Jean-Gabriel Pageau (centre)
Jean-Gabriel Pageau (centre)

Les Islanders ont besoin d’une étincelle

Marc Brassard
Marc Brassard
Le Droit
Les Islanders de New York en sont rendus à «leur dernière vie», comme l’a fait remarquer leur entraîneur-chef Barry Trotz après leur revers de 4-1 dimanche.

Tirant de l’arrière 3-1 face au Lightning de Tampa Bay en finale de l’association Est, celui-ci a laissé entendre lundi qu’il envisage apporter des changements à ses deux premiers trios, alors que ceux des Gatinois Jean-Gabriel Pageau et Derick Brassard ont offert de solides performances lors du quatrième match dans la bulle d’Edmonton.

Pageau a remplacé Casey Cizikas, blessé, entre Matt Martin et Cal Clutterbuck depuis quelques matches, tandis que Brassard a pivoté un quatrième trio entre le vétéran Leo Komarov et le robuste Russ Johnston.

Ce sont cependant les gros canons des Islanders qui sont plutôt silencieux dans cette série. Les membres du premier trio, Matthew Barzal, Anders Lee et Jordan Eberle, ont deux points chacun dans la série contre Tampa Bay et ils ont été éclipsés par celui du Lightning (Ondrej Palat-Brayden Point-Nikita Kucherov). Le deuxième trio d’Anthony Beauvillier, Brock Nelson et Josh Bailey se débrouille encore bien, mais un changement pour créer une étincelle est considéré par Trotz. a-t-il avoué en vidéoconférence lundi.


« Je connais cette équipe. Nous devons vider le réservoir à chaque match. C’est la formule qui fonctionne pour nous. »
Barry Trotz

«On y pense certainement. Une chose qu’il faut comprendre, et ça fait partie de la croissance d’un jeune joueur, et même d’une ligne, c’est que lorsque ça ne va pas comme vous voulez, il y a plusieurs autres façons de contribuer, juste en s’occupant des détails et de l’exécution, et en ayant du plaisir à le faire.
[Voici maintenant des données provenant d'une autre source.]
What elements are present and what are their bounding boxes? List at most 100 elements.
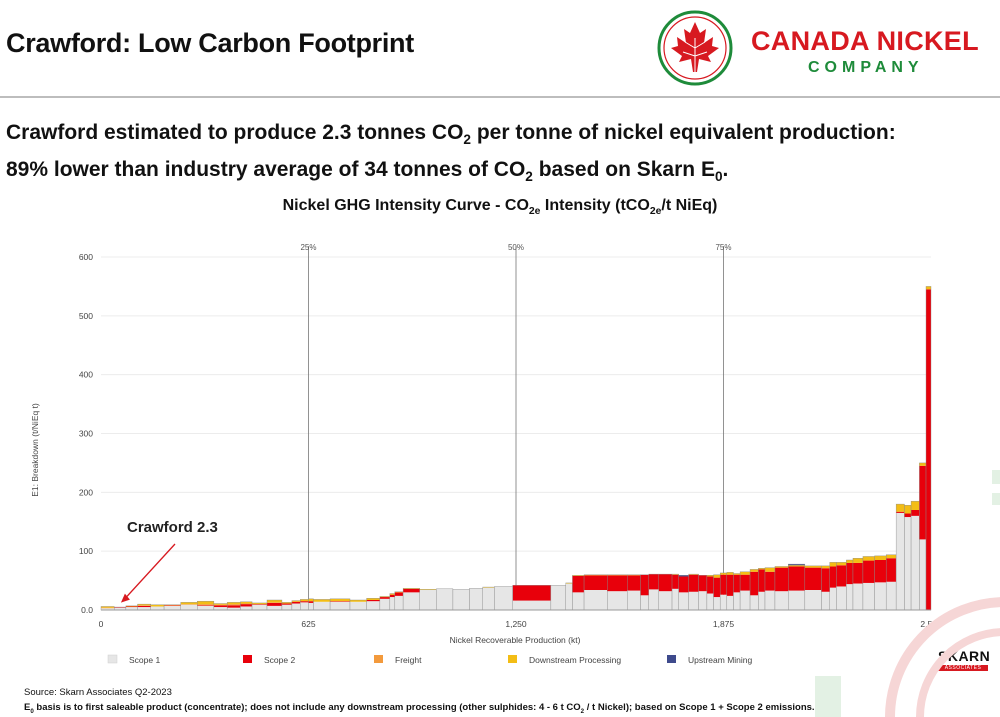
bar-segment <box>758 568 765 570</box>
bar-segment <box>706 593 714 610</box>
bar-segment <box>291 601 301 604</box>
bar-segment <box>726 572 734 575</box>
bar-segment <box>565 583 573 610</box>
ghg-intensity-chart: 0.0 100 200 300 400 500 600 25% 50% 75% 0 625 1,250 1… <box>30 243 942 665</box>
bar-segment <box>672 574 679 589</box>
bar-segment <box>572 575 585 593</box>
bar-segment <box>919 539 927 610</box>
bar-segment <box>720 572 727 575</box>
bar-segment <box>300 601 309 603</box>
bar-segment <box>267 602 282 606</box>
bar-segment <box>469 588 483 610</box>
bar-segment <box>494 586 513 610</box>
bar-segment <box>137 605 151 606</box>
bar-segment <box>114 607 126 608</box>
bar-segment <box>350 601 367 610</box>
bar-segment <box>389 593 395 595</box>
legend-label: Scope 2 <box>264 655 295 665</box>
bar-segment <box>291 600 301 602</box>
bar-segment <box>774 567 789 592</box>
bar-segment <box>213 607 228 610</box>
bar-segment <box>904 505 912 514</box>
bar-segment <box>240 606 253 610</box>
headline-line-2: 89% lower than industry average of 34 to… <box>6 158 729 185</box>
bar-segment <box>911 509 920 516</box>
bar-segment <box>733 592 741 610</box>
bar-segment <box>213 605 228 608</box>
bar-segment <box>774 566 789 568</box>
bar-segment <box>821 591 830 610</box>
bar-segment <box>267 605 282 610</box>
bar-segment <box>788 566 805 591</box>
legend-swatch <box>667 655 676 663</box>
bar-segment <box>281 603 292 605</box>
bar-segment <box>678 592 689 610</box>
bar-segment <box>482 587 495 588</box>
bar-segment <box>874 582 887 610</box>
bar-segment <box>101 606 115 608</box>
bar-segment <box>379 598 390 610</box>
decorative-block <box>815 676 841 717</box>
bar-segment <box>197 604 214 606</box>
bar-segment <box>720 594 727 610</box>
bar-segment <box>213 604 228 606</box>
legend-label: Scope 1 <box>129 655 160 665</box>
bar-segment <box>572 575 585 576</box>
bar-segment <box>436 588 453 610</box>
bar-segment <box>672 588 679 610</box>
legend-label: Upstream Mining <box>688 655 753 665</box>
bar-segment <box>125 605 138 607</box>
x-tick-label: 0 <box>99 619 104 629</box>
decorative-block <box>992 493 1000 505</box>
bar-segment <box>688 591 699 610</box>
maple-leaf-icon <box>657 10 733 86</box>
bar-segment <box>788 565 805 567</box>
bar-segment <box>584 574 608 576</box>
bar-segment <box>896 512 905 610</box>
bar-segment <box>584 589 608 610</box>
bar-segment <box>330 598 350 602</box>
bar-segment <box>379 597 390 599</box>
bar-segment <box>281 602 292 604</box>
bar-segment <box>765 567 775 572</box>
bar-segment <box>821 565 830 569</box>
bar-segment <box>150 606 165 610</box>
bar-segment <box>740 574 751 591</box>
bar-segment <box>640 595 649 610</box>
bar-segment <box>926 286 931 290</box>
bar-segment <box>874 559 887 583</box>
bar-segment <box>627 574 641 576</box>
x-tick-label: 1,250 <box>505 619 527 629</box>
bar-segment <box>308 598 314 602</box>
crawford-annotation: Crawford 2.3 <box>127 519 218 536</box>
source-note: Source: Skarn Associates Q2-2023 <box>24 687 172 698</box>
bar-segment <box>607 591 628 610</box>
y-tick-label: 0.0 <box>81 605 93 615</box>
decorative-block <box>992 470 1000 484</box>
bar-segment <box>403 588 420 589</box>
bar-segment <box>101 607 115 609</box>
bar-segment <box>114 607 126 610</box>
bar-segment <box>366 598 380 600</box>
bar-segment <box>836 562 847 566</box>
chart-title: Nickel GHG Intensity Curve - CO2e Intens… <box>282 197 718 218</box>
bar-segment <box>733 574 741 593</box>
bar-segment <box>658 574 673 592</box>
bar-segment <box>197 601 214 605</box>
decorative-arcs <box>885 597 1000 717</box>
bar-segment <box>678 575 689 577</box>
headline-text: Crawford estimated to produce 2.3 tonnes… <box>6 118 896 192</box>
bar-segment <box>672 574 679 575</box>
bar-segment <box>213 603 228 605</box>
percentile-label: 25% <box>300 243 316 252</box>
bar-segment <box>252 602 267 605</box>
bar-segment <box>366 601 380 610</box>
bar-segment <box>758 591 765 610</box>
bar-segment <box>252 604 267 610</box>
bar-segment <box>267 602 282 603</box>
bar-segment <box>389 594 395 598</box>
bar-segment <box>330 601 350 610</box>
bar-segment <box>197 605 214 610</box>
bar-segment <box>482 587 495 610</box>
annotation-arrow-line <box>124 543 176 600</box>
Il y a 27 équipes (éliminées) et 700 joueurs qui aimeraient être dans cette position... On en a parlé, comment trouver un moyen de maximiser la performance de nos gars. On a un plan, mais on ne veut pas tout chambarder, on ne s’est pas rendu ici en lançant du spaghetti sur les murs», a commenté Trotz.

«Nos gars n’abandonneront pas, ils ne sont pas des lâcheurs. Je connais cette équipe. Nous devons vider le réservoir à chaque match. C’est la formule qui fonctionne pour nous. Ce n’est peut-être pas le cas pour tous les clubs de la ligue, ils sont tous bâtis de façons différentes. Mais ça marche pour nous, on doit jouer avec ardeur, s’occuper des détails et utiliser nos quatre trios. C’est exigeant, nous en sommes rendus à notre quatrième ronde. Ça a été dur, ça n’a pas été facile. Les quatre équipes qui sont ici méritent de l’être parce qu’elles ont été fortes mentalement», a ajouté Trotz, dont le club en étant lundi à un 50e jour dans les bulles des séries de la LNH.

Le capitaine Anders Lee ne s’est pas défilé devant les médias new-yorkais. «On sait que le succès de notre équipe vient du fait que tout le monde contribue. Notre ligne produisait (des buts) et récemment, c’est plus ‘sec’ pour nous. On doit générer plus de chances. On en obtient moins parce que le Lightning fait du bon travail pour nous contrer, donc quand on a des chances, on doit en profiter», a-t-il souligné.

Le directeur général des Islanders Lou Lamoriello a mis la main sur le trophée Jim-Gregory du d.g. de l’année dans la LNH en fin de semaine et en acceptant celui-ci, il a rendu hommage à Pageau, sa principale acquisition à la date limite des transactions de février avec le défenseur Andy Green.

«Ils ont fait tout ce qu’on espérait, et probablement encore plus. Ils sont tous deux arrivés dans l’organisation comme s’ils avaient déjà été là. Ils ont tellement bien été acceptés que j’ai de la difficulté à exprimer à quel point la transition s’est faite en douceur. Ce sont probablement les transactions les plus ‘smooths’ que j’ai jamais complétées, important deux joueurs à ce temps-là de l’année», a noté le vétéran d.g.